Thanks, Anne.  I'm with Licia.  I, too, have been looking for a recipe for this.  I'm definitely going to make some this week.


----------



## Anne (Sep 25, 2006)

*You ladies are making me happy. When I posted this bread recipe last night, I thought probably no one would want it, but I went ahead and posted it anyway. It's a little bit of work to make this recipe, so I hope the bread doesn't disappoint you. I like it very much, but everyone has different tastes. Thanks for leaving your comments.  *


----------



## ChefJune (Sep 25, 2006)

Thanks, Anne! I think you'll find "takers" for every recipe you'll ever post here... maybe not the first few seconds, but eventually!

Good bread does take TIME to produce, but most of that time does not require your presence. I find especially the Italian Country loaves take lots of patience, but the reward is always well worth it!
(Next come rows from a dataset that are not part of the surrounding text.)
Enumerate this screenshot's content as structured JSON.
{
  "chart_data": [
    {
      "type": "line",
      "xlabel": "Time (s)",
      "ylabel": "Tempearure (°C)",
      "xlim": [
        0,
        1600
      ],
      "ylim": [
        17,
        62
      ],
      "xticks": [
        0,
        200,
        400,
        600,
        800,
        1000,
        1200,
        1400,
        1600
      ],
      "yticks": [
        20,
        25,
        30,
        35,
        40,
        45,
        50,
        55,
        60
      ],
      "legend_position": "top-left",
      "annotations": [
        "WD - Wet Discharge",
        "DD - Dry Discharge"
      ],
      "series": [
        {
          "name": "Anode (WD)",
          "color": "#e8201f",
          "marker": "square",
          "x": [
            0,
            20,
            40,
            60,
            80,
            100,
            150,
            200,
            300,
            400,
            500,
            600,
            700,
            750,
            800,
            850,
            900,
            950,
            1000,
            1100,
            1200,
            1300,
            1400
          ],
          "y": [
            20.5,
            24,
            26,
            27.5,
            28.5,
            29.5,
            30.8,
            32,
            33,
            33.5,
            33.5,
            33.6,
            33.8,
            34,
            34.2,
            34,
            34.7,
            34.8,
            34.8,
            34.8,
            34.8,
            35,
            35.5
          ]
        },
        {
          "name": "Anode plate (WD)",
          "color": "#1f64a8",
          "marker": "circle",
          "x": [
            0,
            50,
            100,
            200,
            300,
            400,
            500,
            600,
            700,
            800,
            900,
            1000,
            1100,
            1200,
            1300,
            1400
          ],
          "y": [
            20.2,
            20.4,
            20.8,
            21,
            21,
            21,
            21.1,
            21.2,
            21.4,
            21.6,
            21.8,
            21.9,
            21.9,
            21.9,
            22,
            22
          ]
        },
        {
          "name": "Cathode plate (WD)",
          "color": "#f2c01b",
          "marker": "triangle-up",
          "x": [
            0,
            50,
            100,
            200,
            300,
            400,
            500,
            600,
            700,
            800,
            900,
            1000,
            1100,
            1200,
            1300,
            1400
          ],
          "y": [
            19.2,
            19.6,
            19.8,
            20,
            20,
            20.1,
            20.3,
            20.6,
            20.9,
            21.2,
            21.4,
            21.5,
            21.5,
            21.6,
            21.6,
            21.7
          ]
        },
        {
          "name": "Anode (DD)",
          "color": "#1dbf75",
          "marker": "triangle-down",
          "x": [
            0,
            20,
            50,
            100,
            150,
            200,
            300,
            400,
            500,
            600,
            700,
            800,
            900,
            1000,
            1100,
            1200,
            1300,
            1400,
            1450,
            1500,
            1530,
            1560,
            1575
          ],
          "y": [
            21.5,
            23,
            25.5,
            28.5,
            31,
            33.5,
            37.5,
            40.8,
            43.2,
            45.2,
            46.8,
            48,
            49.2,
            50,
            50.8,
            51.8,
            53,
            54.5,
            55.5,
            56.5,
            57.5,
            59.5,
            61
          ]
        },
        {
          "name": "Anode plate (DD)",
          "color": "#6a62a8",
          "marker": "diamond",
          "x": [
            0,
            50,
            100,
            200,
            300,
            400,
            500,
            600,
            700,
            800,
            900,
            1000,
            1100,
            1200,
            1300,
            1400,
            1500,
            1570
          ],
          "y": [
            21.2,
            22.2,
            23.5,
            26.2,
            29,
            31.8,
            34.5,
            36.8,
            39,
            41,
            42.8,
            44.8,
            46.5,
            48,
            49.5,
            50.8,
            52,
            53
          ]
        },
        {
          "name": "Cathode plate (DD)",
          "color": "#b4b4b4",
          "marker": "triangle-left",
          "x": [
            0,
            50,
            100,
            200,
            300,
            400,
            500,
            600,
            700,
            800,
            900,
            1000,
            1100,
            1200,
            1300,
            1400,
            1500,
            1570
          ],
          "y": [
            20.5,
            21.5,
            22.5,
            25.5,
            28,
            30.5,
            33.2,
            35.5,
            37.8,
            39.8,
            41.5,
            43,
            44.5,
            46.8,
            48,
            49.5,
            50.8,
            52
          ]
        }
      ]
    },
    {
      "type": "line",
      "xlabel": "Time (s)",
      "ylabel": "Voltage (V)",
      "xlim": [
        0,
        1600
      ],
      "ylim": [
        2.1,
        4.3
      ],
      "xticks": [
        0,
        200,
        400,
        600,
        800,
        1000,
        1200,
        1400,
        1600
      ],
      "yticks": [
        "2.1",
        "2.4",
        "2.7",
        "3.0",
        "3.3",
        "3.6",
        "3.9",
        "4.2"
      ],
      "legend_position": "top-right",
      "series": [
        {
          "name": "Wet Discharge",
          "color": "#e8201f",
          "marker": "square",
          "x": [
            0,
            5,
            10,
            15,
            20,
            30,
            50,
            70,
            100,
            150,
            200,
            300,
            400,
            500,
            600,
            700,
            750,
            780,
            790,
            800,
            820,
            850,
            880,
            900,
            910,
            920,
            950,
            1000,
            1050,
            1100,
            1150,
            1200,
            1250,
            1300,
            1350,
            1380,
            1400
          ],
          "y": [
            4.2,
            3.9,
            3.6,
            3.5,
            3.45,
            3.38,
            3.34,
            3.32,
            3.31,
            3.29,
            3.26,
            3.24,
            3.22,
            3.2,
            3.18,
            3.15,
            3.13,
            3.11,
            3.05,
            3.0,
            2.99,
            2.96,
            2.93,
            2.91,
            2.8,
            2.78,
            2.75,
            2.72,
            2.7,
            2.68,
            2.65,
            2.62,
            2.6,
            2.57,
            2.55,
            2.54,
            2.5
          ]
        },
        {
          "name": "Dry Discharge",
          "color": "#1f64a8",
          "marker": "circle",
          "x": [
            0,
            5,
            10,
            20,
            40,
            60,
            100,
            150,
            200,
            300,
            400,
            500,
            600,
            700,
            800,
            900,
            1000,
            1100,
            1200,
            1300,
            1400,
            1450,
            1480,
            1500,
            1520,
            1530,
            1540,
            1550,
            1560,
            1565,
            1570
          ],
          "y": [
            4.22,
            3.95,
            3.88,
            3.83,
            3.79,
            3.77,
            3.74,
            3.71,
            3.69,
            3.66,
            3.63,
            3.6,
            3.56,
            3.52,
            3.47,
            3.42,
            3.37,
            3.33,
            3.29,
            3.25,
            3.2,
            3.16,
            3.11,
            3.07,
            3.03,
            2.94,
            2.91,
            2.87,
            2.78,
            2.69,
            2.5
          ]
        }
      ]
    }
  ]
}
"The Italian Baker," by Carol Field is a book anyone who loves Italian baked goods -- breads included -- will enjoy! Check it out!


----------



## shpj4 (Sep 25, 2006)

*Anne*

Your Ciabatta Bread receipe sounds great and I know our great cooks and chefs will certainly enjoy it.

Have a wonderful day.

Jill and Jolie


----------



## carolelaine (Sep 25, 2006)

Thank you very much Anne.  I also looked for a recipe for this, 'cause I love to make sandwiches with it.  I am printing it right now.


----------



## Anne (Sep 26, 2006)

*ChefJune, thanks for telling me about the cookbook.  I have one problem with it -- space!  I have so many cookbooks that I'm looking for a bookcase for my kitchen, and I have so many bread cookbooks that I'll never make all that bread if I live to be 100!     I laugh about it, but space really is an issue right now.*
** 
*Bake away, ladies, and let me know how you like this ciabatta.  If you are ever looking for a certain bread, let me know; I might have a recipe for it.  I'm far from being an authority on baking bead, but I'd be happy to look for a recipe for you.*


----------



## ChefJune (Sep 26, 2006)

Anne, no such thing as too many cookbooks!   I long ago outgrew being able to keep em all in the kitchen.  Only the most used 6 or 7 live there...  the rest comprise a whole wall in my office/dining room!  and yes, LOTS of bread books!


----------



## Anne (Sep 26, 2006)

*Well, it's comforting to know I have company!      There are so many recipes I plan on making, but heaven only knows whether I will!   *


----------



## carolelaine (Sep 28, 2006)

Anne, I made your bread yesterday and it was great.  Thank you so much for sharing.


----------



## baking fool (Sep 29, 2006)

Anne said:
			
		

> *Sponge:**1 tsp. dry yeast*
> **
> 
> *DOUGH:*
> *1 1/2 teaspoons dry yeast*


 

is that active dry yeast or instant yeast?


----------



## Anne (Sep 29, 2006)

*You could use either one, Bakingfool. I usually use a packet of Fleishman's.*
** 
*Carolelaine, I'm glad you liked it.  *


----------



## ncage1974 (Oct 15, 2006)

*artesian?*

Does this bread turn out like true ciabatta that you buy in the store. With big air pockets on the interior of the bread? This is one of the things i could never acomplish with bread. My bread is very good but i can not get my bread to turn out like true artesan bread where you have a pourous interior where big air pockets have formed.

ncage


----------



## VeraBlue (Oct 15, 2006)

ncage1974 said:
			
		

> Does this bread turn out like true ciabatta that you buy in the store. With big air pockets on the interior of the bread? This is one of the things i could never acomplish with bread. My bread is very good but i can not get my bread to turn out like true artesan bread where you have a pourous interior where big air pockets have formed.
> 
> ncage



Judging from the sponge and then the dough, I have a feeling this will be what you are looking for.


----------